Improving LLM First-Token Predictions in Multiple-Choice Question Answering via Output Prefilling
Pith reviewed 2026-05-22 14:16 UTC · model grok-4.3
The pith
Prepending a natural-language prefix like 'The correct option is:' makes first-token probability more reliable for LLM multiple-choice answering.
A machine-rendered reading of the paper's core claim, the machinery that carries it, and where it could break.
Core claim
By prepending a structured natural-language prefix such as 'The correct option is:' to the model's output, the first-token probability method can be steered to select a valid answer option rather than suffering from misalignment or misinterpretation, yielding higher accuracy, better calibration, and more consistent outputs while remaining computationally lighter than open-ended generation approaches.
What carries the argument
The prefilling attack: a fixed natural-language prefix prepended to the model output that forces the first generated token to function as an explicit answer choice.
If this is right
- Accuracy rises substantially on multiple-choice benchmarks for a wide range of LLMs.
- Probability estimates become better calibrated to actual correctness.
- Answer selections grow more consistent across repeated runs.
- Performance reaches levels close to full open-ended generation plus classification while using far less computation.
Where Pith is reading between the lines
- The same prefix idea could be tested on other constrained-output tasks where the initial token must carry specific meaning.
- Replacing the hand-written prefix with one discovered through search might yield further gains on particular model families.
- The approach may reduce reliance on post-hoc answer extraction in automated evaluation pipelines.
Load-bearing premise
A fixed natural-language prefix will reliably steer the model to treat its first token as an explicit answer choice instead of generic preamble text without creating new misalignments.
What would settle it
Measuring first-token accuracy on a held-out MCQA benchmark after adding the prefix and finding no gain or a drop relative to the no-prefix baseline on models or domains outside those tested.
Figures
read the original abstract
Large Language Models (LLMs) are increasingly evaluated on multiple-choice question answering (MCQA) tasks using *first-token probability* (FTP), which selects the answer option whose initial token has the highest likelihood.

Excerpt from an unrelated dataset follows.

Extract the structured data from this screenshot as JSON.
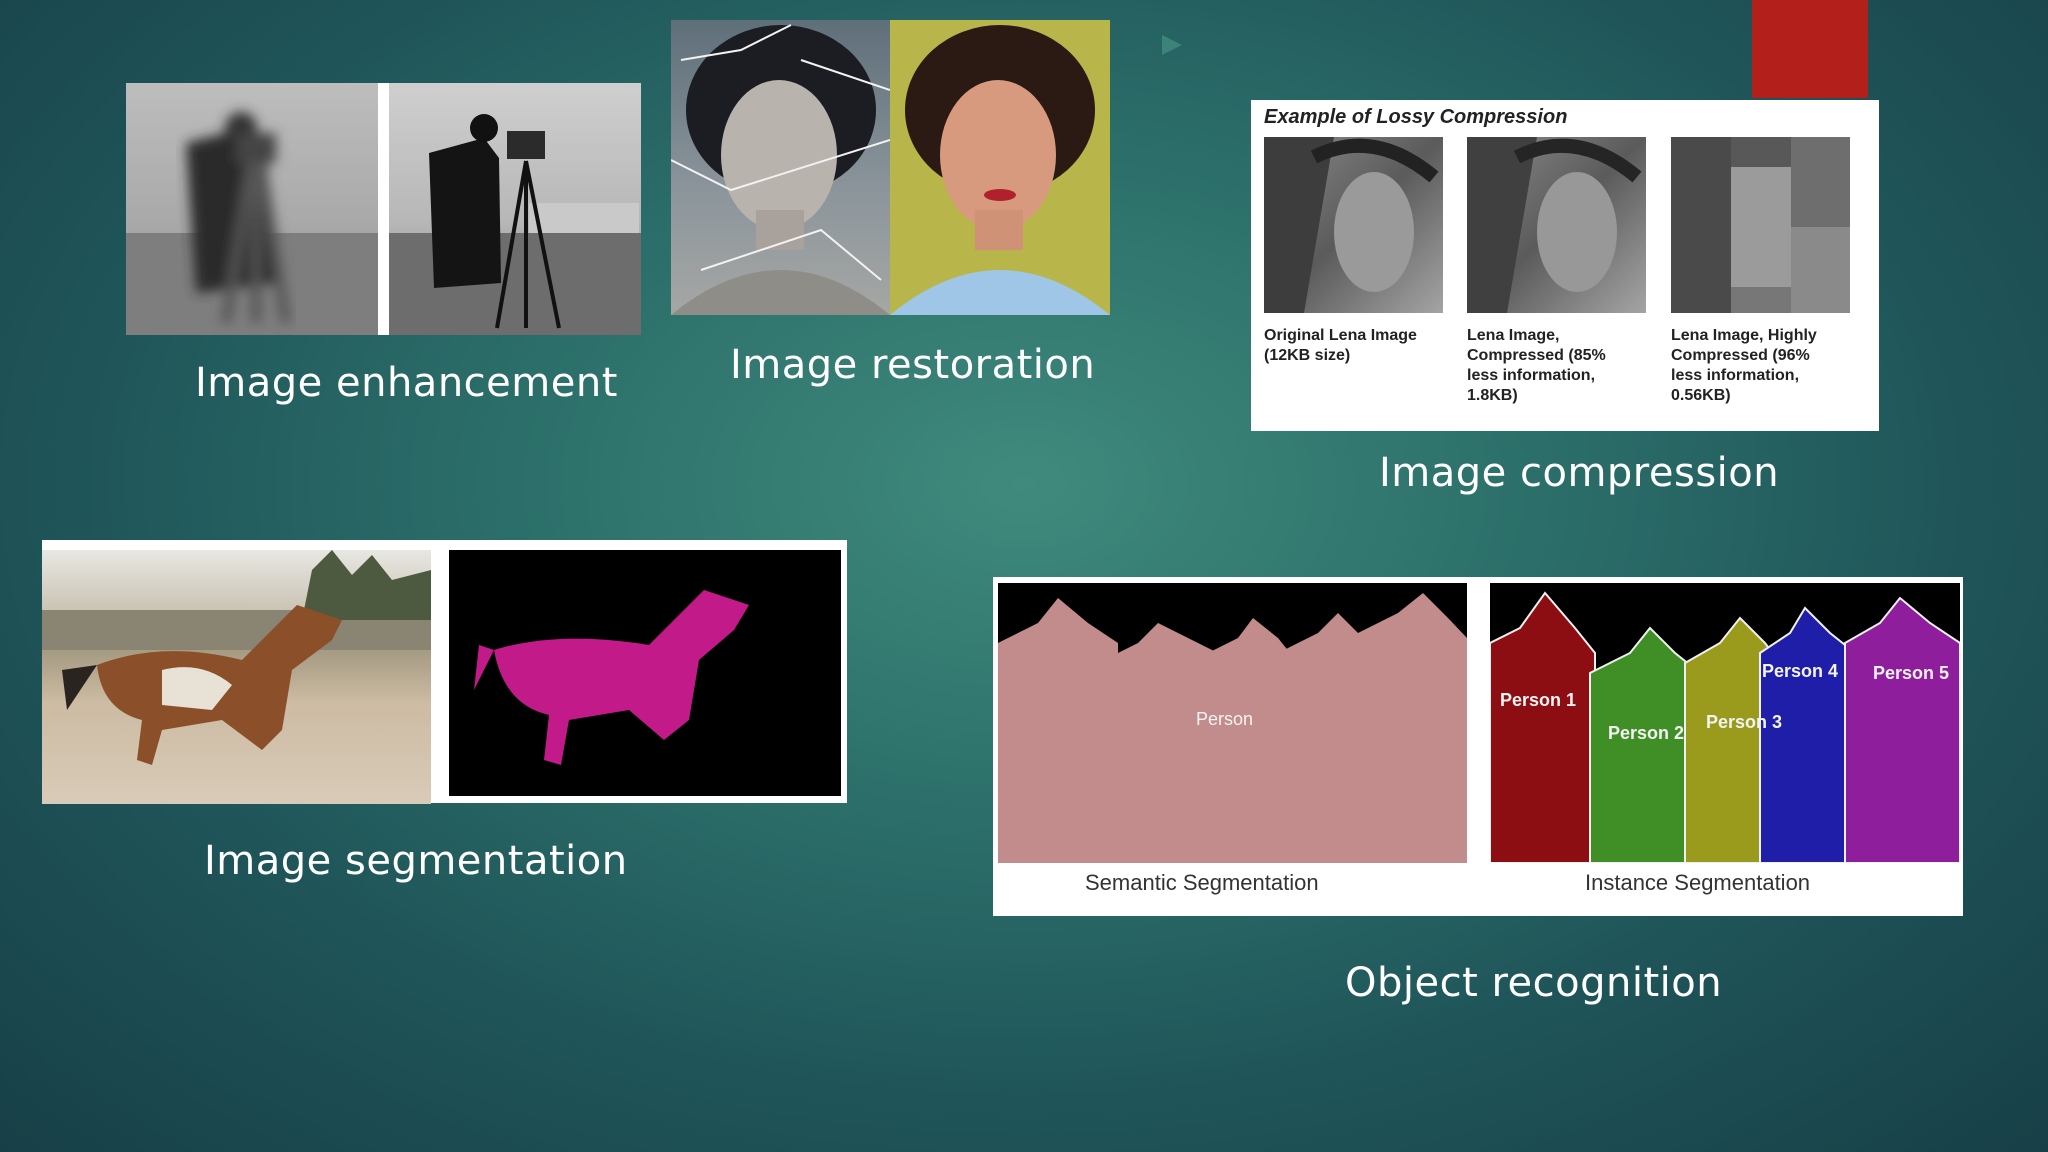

While efficient, FTP can be fragile: models may assign high probability to unrelated tokens (*misalignment*) or use a valid token merely as part of a generic preamble rather than as a clear answer choice (*misinterpretation*), undermining the reliability of symbolic evaluation. We propose a simple solution: the *prefilling attack*, a structured natural-language prefix (e.g., "*The correct option is:*") prepended to the model output. Originally explored in AI safety, we repurpose prefilling to steer the model to respond with a clean, valid option, without modifying its parameters. Empirically, the FTP with prefilling strategy substantially improves accuracy, calibration, and output consistency across a broad set of LLMs and MCQA benchmarks. It outperforms standard FTP and often matches the performance of open-ended generation approaches that require full decoding and external classifiers, while being significantly more efficient. Our findings suggest that prefilling is a simple, robust, and low-cost method to enhance the reliability of FTP-based evaluation in multiple-choice settings.
Editorial analysis
A structured set of objections, weighed in public.
Referee Report
Summary. The manuscript proposes repurposing the 'prefilling attack'—prepending a fixed natural-language prefix such as 'The correct option is:' to the model output—as a way to improve first-token probability (FTP) evaluation on multiple-choice question answering (MCQA) tasks. It claims this steers LLMs to emit a valid answer choice as the very first token, thereby reducing misalignment and misinterpretation, and reports substantial gains in accuracy, calibration, and output consistency across LLMs and benchmarks while remaining more efficient than full open-ended generation.
Significance. If the empirical results hold under rigorous controls, the work offers a simple, parameter-free, and computationally cheap intervention that could meaningfully improve the reliability of symbolic FTP-based MCQA evaluation without retraining or external classifiers. The reuse of a technique from AI safety for evaluation purposes is a modest but practical contribution to benchmarking methodology.
major comments (2)
- [§3] §3 (Method): The central claim that a single fixed prefix reliably forces the first generated token to be a valid option letter (rather than a preamble or unrelated token) is load-bearing for attributing all reported gains to the prefilling mechanism, yet the manuscript provides no systematic robustness tests across model families, post-training regimes that encourage explanatory continuations, or option-labeling conventions (A/B/C vs. 1/2/3 vs. free-form).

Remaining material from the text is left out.